House Speaker discusses her leadership in congressional health care debate

House Speaker Nancy Pelosi endorses US Representative Michael E. Capuano on Friday, a key move in a tight race to fill a Massachusetts Senate seat.
House Speaker Nancy Pelosi endorses US Representative Michael E. Capuano on Friday, a key move in a tight race to fill a Massachusetts Senate seat.
By Evan T. R. Rosenman, Crimson Staff Writer

Less than a week after she oversaw passage of an historic health care bill in the House of Representatives, Speaker of the House Nancy Pelosi, (D-Calif.) described the difficulties of building consensus behind the controversial legislation to a packed forum at the Institute of Politics last Friday.

The event, a sit-down discussion between Pelosi and Center for Public Leadership Director David R. Gergen on leadership in a time of reform, was the most popular event at the IOP this year, according to Forum Committee Chair Christopher J. Hollyday ’11. More than 2,100 students and local residents entered a lottery for just 700 seats in the forum, Hollyday said.

Pelosi’s talk focused mostly on the process of shaping the health care bill and securing its passage in the House.

She emphasized her optimism that a final bill would eventually pass the Senate and reach President Obama’s desk.

“It’s pretty humbling, because this is the biggest initiative any of us in Congress will ever be a part of,” Pelosi said.

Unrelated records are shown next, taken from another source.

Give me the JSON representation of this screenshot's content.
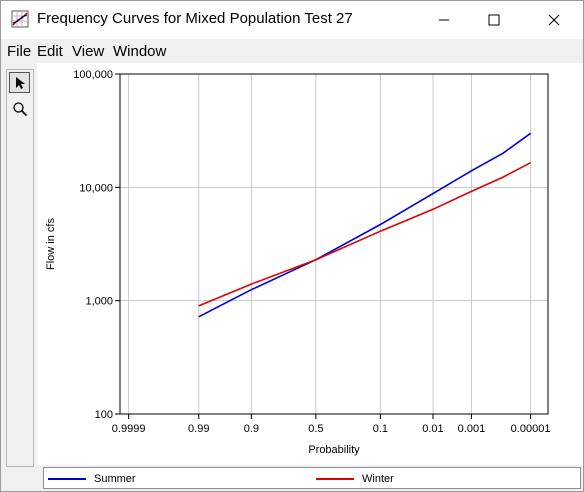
{
  "window": {
    "title": "Frequency Curves for Mixed Population Test 27",
    "controls": [
      "minimize-icon",
      "maximize-icon",
      "close-icon"
    ]
  },
  "menu": {
    "items": [
      "File",
      "Edit",
      "View",
      "Window"
    ]
  },
  "toolbar": {
    "tools": [
      {
        "name": "select-arrow-icon",
        "active": true
      },
      {
        "name": "zoom-magnifier-icon",
        "active": false
      }
    ]
  },
  "chart_data": {
    "type": "line",
    "title": "",
    "xlabel": "Probability",
    "ylabel": "Flow in cfs",
    "x_scale": "normal-probability (exceedance), reversed",
    "y_scale": "log",
    "ylim": [
      100,
      100000
    ],
    "grid": true,
    "x_ticks": [
      {
        "p": 0.9999,
        "label": "0.9999"
      },
      {
        "p": 0.99,
        "label": "0.99"
      },
      {
        "p": 0.9,
        "label": "0.9"
      },
      {
        "p": 0.5,
        "label": "0.5"
      },
      {
        "p": 0.1,
        "label": "0.1"
      },
      {
        "p": 0.01,
        "label": "0.01"
      },
      {
        "p": 0.001,
        "label": "0.001"
      },
      {
        "p": 1e-05,
        "label": "0.00001"
      }
    ],
    "y_ticks": [
      {
        "v": 100,
        "label": "100"
      },
      {
        "v": 1000,
        "label": "1,000"
      },
      {
        "v": 10000,
        "label": "10,000"
      },
      {
        "v": 100000,
        "label": "100,000"
      }
    ],
    "series": [
      {
        "name": "Summer",
        "color": "#0000dd",
        "points": [
          [
            0.99,
            720
          ],
          [
            0.9,
            1250
          ],
          [
            0.5,
            2300
          ],
          [
            0.1,
            4700
          ],
          [
            0.01,
            8800
          ],
          [
            0.001,
            14000
          ],
          [
            0.0001,
            20000
          ],
          [
            1e-05,
            30000
          ]
        ]
      },
      {
        "name": "Winter",
        "color": "#e00000",
        "points": [
          [
            0.99,
            900
          ],
          [
            0.9,
            1400
          ],
          [
            0.5,
            2300
          ],
          [
            0.1,
            4100
          ],
          [
            0.01,
            6400
          ],
          [
            0.001,
            9200
          ],
          [
            0.0001,
            12300
          ],
          [
            1e-05,
            16500
          ]
        ]
      }
    ],
    "legend_placement": "bottom"
  }
}
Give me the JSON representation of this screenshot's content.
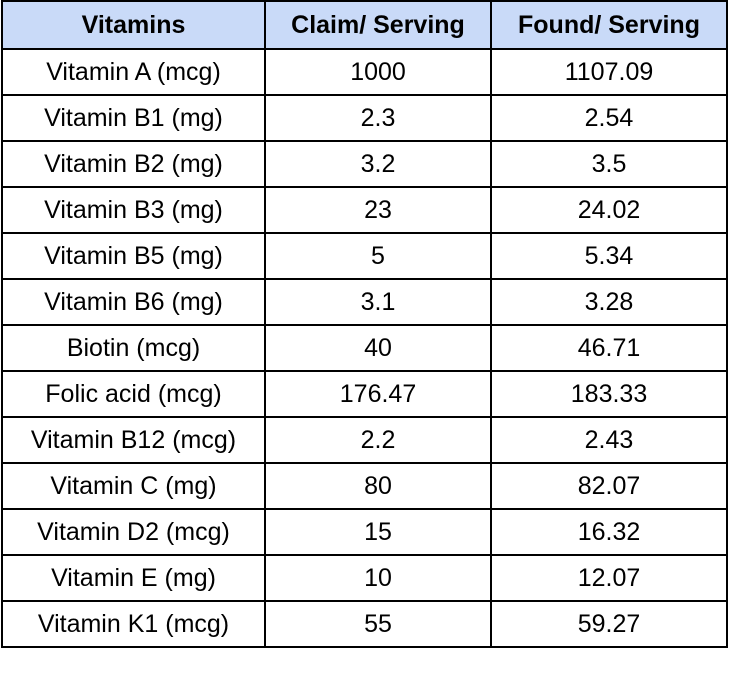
{
  "table": {
    "header_bg": "#c9daf8",
    "headers": [
      "Vitamins",
      "Claim/ Serving",
      "Found/ Serving"
    ],
    "rows": [
      [
        "Vitamin A (mcg)",
        "1000",
        "1107.09"
      ],
      [
        "Vitamin B1 (mg)",
        "2.3",
        "2.54"
      ],
      [
        "Vitamin B2 (mg)",
        "3.2",
        "3.5"
      ],
      [
        "Vitamin B3 (mg)",
        "23",
        "24.02"
      ],
      [
        "Vitamin B5 (mg)",
        "5",
        "5.34"
      ],
      [
        "Vitamin B6 (mg)",
        "3.1",
        "3.28"
      ],
      [
        "Biotin (mcg)",
        "40",
        "46.71"
      ],
      [
        "Folic acid (mcg)",
        "176.47",
        "183.33"
      ],
      [
        "Vitamin B12 (mcg)",
        "2.2",
        "2.43"
      ],
      [
        "Vitamin C (mg)",
        "80",
        "82.07"
      ],
      [
        "Vitamin D2 (mcg)",
        "15",
        "16.32"
      ],
      [
        "Vitamin E (mg)",
        "10",
        "12.07"
      ],
      [
        "Vitamin K1 (mcg)",
        "55",
        "59.27"
      ]
    ]
  }
}
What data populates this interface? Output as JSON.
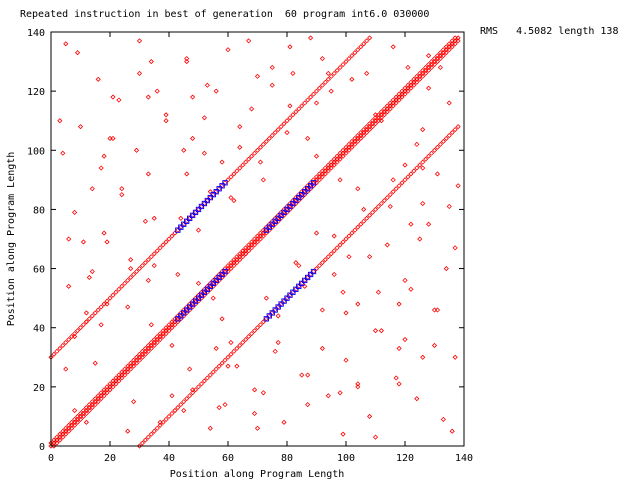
{
  "title": "Repeated instruction in best of generation  60 program int6.0 030000",
  "annotation": "RMS   4.5082 length 138",
  "chart_data": {
    "type": "scatter",
    "title": "Repeated instruction in best of generation  60 program int6.0 030000",
    "xlabel": "Position along Program Length",
    "ylabel": "Position along Program Length",
    "xlim": [
      0,
      140
    ],
    "ylim": [
      0,
      140
    ],
    "xticks": [
      0,
      20,
      40,
      60,
      80,
      100,
      120,
      140
    ],
    "yticks": [
      0,
      20,
      40,
      60,
      80,
      100,
      120,
      140
    ],
    "grid": false,
    "series": [
      {
        "marker": "diamond",
        "color": "#ff0000",
        "diagonal_offsets": [
          0,
          1,
          -1,
          30,
          -30
        ],
        "diagonal_range": [
          0,
          138
        ],
        "points": [
          [
            5,
            26
          ],
          [
            8,
            12
          ],
          [
            9,
            133
          ],
          [
            13,
            57
          ],
          [
            14,
            87
          ],
          [
            17,
            41
          ],
          [
            19,
            69
          ],
          [
            21,
            104
          ],
          [
            23,
            117
          ],
          [
            26,
            47
          ],
          [
            28,
            15
          ],
          [
            30,
            126
          ],
          [
            33,
            92
          ],
          [
            35,
            61
          ],
          [
            37,
            8
          ],
          [
            39,
            110
          ],
          [
            41,
            34
          ],
          [
            44,
            77
          ],
          [
            46,
            131
          ],
          [
            48,
            19
          ],
          [
            50,
            55
          ],
          [
            52,
            99
          ],
          [
            54,
            6
          ],
          [
            56,
            120
          ],
          [
            58,
            43
          ],
          [
            61,
            84
          ],
          [
            63,
            27
          ],
          [
            65,
            66
          ],
          [
            67,
            137
          ],
          [
            69,
            11
          ],
          [
            71,
            96
          ],
          [
            73,
            50
          ],
          [
            75,
            122
          ],
          [
            77,
            35
          ],
          [
            79,
            8
          ],
          [
            81,
            115
          ],
          [
            83,
            62
          ],
          [
            85,
            24
          ],
          [
            87,
            104
          ],
          [
            90,
            72
          ],
          [
            92,
            131
          ],
          [
            94,
            17
          ],
          [
            96,
            58
          ],
          [
            98,
            90
          ],
          [
            100,
            29
          ],
          [
            102,
            124
          ],
          [
            104,
            48
          ],
          [
            106,
            80
          ],
          [
            108,
            10
          ],
          [
            110,
            112
          ],
          [
            112,
            39
          ],
          [
            114,
            68
          ],
          [
            116,
            135
          ],
          [
            118,
            21
          ],
          [
            120,
            95
          ],
          [
            122,
            53
          ],
          [
            124,
            16
          ],
          [
            126,
            107
          ],
          [
            128,
            75
          ],
          [
            130,
            34
          ],
          [
            132,
            128
          ],
          [
            134,
            60
          ],
          [
            136,
            5
          ],
          [
            138,
            88
          ],
          [
            12,
            45
          ],
          [
            24,
            87
          ],
          [
            36,
            120
          ],
          [
            42,
            12
          ],
          [
            56,
            33
          ],
          [
            64,
            101
          ],
          [
            72,
            18
          ],
          [
            86,
            54
          ],
          [
            94,
            126
          ],
          [
            108,
            64
          ],
          [
            118,
            33
          ],
          [
            126,
            82
          ],
          [
            6,
            70
          ],
          [
            18,
            98
          ],
          [
            32,
            76
          ],
          [
            48,
            118
          ],
          [
            70,
            125
          ],
          [
            92,
            46
          ],
          [
            104,
            20
          ],
          [
            116,
            90
          ],
          [
            130,
            46
          ],
          [
            3,
            110
          ],
          [
            27,
            60
          ],
          [
            45,
            100
          ],
          [
            59,
            14
          ],
          [
            81,
            135
          ],
          [
            99,
            4
          ],
          [
            111,
            52
          ],
          [
            121,
            128
          ],
          [
            137,
            30
          ]
        ]
      },
      {
        "marker": "square",
        "color": "#0000ff",
        "segments": [
          [
            43,
            73,
            59,
            89
          ],
          [
            43,
            43,
            59,
            59
          ],
          [
            73,
            73,
            89,
            89
          ],
          [
            73,
            43,
            89,
            59
          ]
        ]
      }
    ]
  }
}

When the floor was opened for audience questions, Pelosi was repeatedly asked about the issue of abortion and the Stupak Amendment, an addition to the House health care bill that forbids the use of federal money to pay for abortion.

While she said that she had concerns about the amendment herself, Pelosi also emphasized that the central issue to health care reform needed to be affordable care for all, not abortion.

“There are some who do not support health care reform, who want to use this issue to eclipse all the other wonderful things that are in our bill,” she said.

Pelosi, the highest-ranking woman in the history of American government, also discussed the importance of encouraging women to enter politics and spoke about the upcoming decision on increasing troop deployment to Afghanistan.

Students said they had mixed reactions to Pelosi’s talk.

“I think, specifically, the petition for her to come to Harvard this semester was important because it really shows the extent to which these leaders of our country now see the students on this campus as the next generation,” said

Jason Q. Berkenfeld ’11, who interned in Pelosi’s DC office this summer.

Ryan A. Hanley ’12 said he was disappointed with Pelosi’s response to his question concerning the possiblity of repealing the national Defense of Marriage Act.

The Defense of Marriage Act bans the federal government from recognizing same-sex unions.

“She had a lot to say, but it was kind of evasive and not really to the point,” Hanley said.

Caleb L. Weatherl ’10, who is also a current Crimson Editorial Editor, expressed disappointment that students had not posed tougher questions to the Speaker.

“I think it might have been more interesting had more people who don’t necessarily agree with her political views asked questions of her,” said Weatherl, who is also a former President of the Harvard Republican Club.